A photographer who wants to capture the true essence of his subject doesn't snap photos while she is posing for his camera. Instead, he shoots the moments in between. For it is in these moments, when she believes his camera is off or its focus is trained elsewhere, that she relaxes into her true self, freed of the pressure of having to manufacture a mood. It is these moments that also enable a writer to tell the story of an athlete like halfpipe snowboarder Gretchen Bleiler.
Because her in-between moments are equally as jam-packed and filled with passion and personality as those she has scheduled for public viewing.
"From the beginning, I committed to seeing how far I could take snowboarding, and that meant on and off the hill," said Bleiler, the 2006 Olympic silver medalist and four-time Winter X Games champ, during a 30-minute drive from Thursday afternoon's snowboard halfpipe press conference in Vancouver to an Oakley fashion show at Grouse Mountain, where she debuted her fall 2010 signature line to a gathering of international media. "Some people choose just to be a snowboarder, but my goal was always to be more than that."
While most athletes in Vancouver are focusing 100 percent of their time and energy on preparing for competition, Bleiler will continuously change hats, from athlete to sport ambassador to fashion designer to corporate spokesperson. Often, each role change means a literal change of hats, from the Polo-issued beret worn by U.S. Olympians to the pageboy cap of a trend-setting fashion designer to the pastel purple beanie she donned for a television interview with the BBC on Thursday night. "I feel like the busier I am, the more productive I am," Bleiler said. "Why slow down just because I'm at the Olympics?"
On Thursday morning, Bleiler awoke in the athletes' village, worked out with her roommate and close friend Kelly Clark, and then ate her first meal in the athletes' lunchroom, where she experienced her first Olympic "celebrity moment." "A guy on the curling team asked me to take a picture with him," Bleiler said with equal parts humility and unmasked excitement. "That never happened to me in Torino."
After a long session of meet and mingle with athletes from around the world -- "I took a photo with Errol Kerr, the only Jamaican athlete. And have you ever met Johnny Weir? He is awesome. He was carrying this amazing purple Balenciaga purse I totally want!" -- Bleiler met her U.S. teammates and drove to the Main Press Center for their only press conference before competing on Feb. 18. There, she fielded the lion's share of questions, which focused on training and competition instead of pot smoking, partying and life off the hill. That's quite a departure from the press conferences of four years ago. "The media is so much more educated about our sport now," Bleiler said. And she has a lot to do with that.
Like Shaun White on the men's side, Bleiler is both a magnet for media attention and acutely aware that the public's opinion of her is also the public's opinion of snowboarding. She knows that what she says and how she acts -- whether the cameras are on or not -- reflects directly back onto herself, her teammates and her sport. That is something few athletes, especially those in the young sport of competitive snowboarding, comprehend. Her awareness of this fact is the reason that while Hannah Teter emerged from Torino with a gold medal, Bleiler emerged as the face, and the voice, of women's snowboarding. It is a role she proudly embraces and a role she played well on Thursday afternoon.

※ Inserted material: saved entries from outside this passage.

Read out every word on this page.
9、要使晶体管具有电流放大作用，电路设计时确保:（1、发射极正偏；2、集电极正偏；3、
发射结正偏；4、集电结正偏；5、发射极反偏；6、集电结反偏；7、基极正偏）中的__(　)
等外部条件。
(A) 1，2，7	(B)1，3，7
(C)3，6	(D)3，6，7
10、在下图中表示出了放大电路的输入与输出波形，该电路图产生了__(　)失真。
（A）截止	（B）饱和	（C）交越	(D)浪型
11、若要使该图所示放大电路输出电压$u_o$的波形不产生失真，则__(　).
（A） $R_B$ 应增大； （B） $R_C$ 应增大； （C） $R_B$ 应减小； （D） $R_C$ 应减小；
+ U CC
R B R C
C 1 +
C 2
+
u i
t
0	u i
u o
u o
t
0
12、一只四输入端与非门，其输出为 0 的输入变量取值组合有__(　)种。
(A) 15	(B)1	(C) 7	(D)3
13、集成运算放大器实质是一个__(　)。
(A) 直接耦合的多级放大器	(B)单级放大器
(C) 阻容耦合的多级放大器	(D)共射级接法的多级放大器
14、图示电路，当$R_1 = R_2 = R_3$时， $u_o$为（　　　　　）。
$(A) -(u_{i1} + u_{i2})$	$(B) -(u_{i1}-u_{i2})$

At least, that is, until it was time to hop in the van to Grouse and swap beanies once again. Bleiler would slip effortlessly between personas several more times Thursday night before returning to the athletes' village. She sat fireside while giving a TV interview about her sport, stood on a makeshift outdoor stage in the rain answering questions about her clothing line and then jetted off to an autograph signing and corporate event for sponsor AT&T in downtown Vancouver. "Busiest girl in town," one Oakley employee said as Bleiler distributed a round of goodbye hugs before hopping in the gondola for a ride down the mountain.
Before leaving Grouse, and before all the hugging, Bleiler granted one final television interview to a reporter from the BBC. After listening to Bleiler talk about how far the sport of women's snowboarding has progressed in the four years since the Torino Games and how empowering the sport of snowboarding is for young girls, the reporter asked, "So then, would you consider yourself a feminist?" Yet another hat?
"The word feminist has such a negative connotation," Bleiler said. "Let's just say I'm a woman who likes to push herself and push past boundaries. And of course, look good doing it."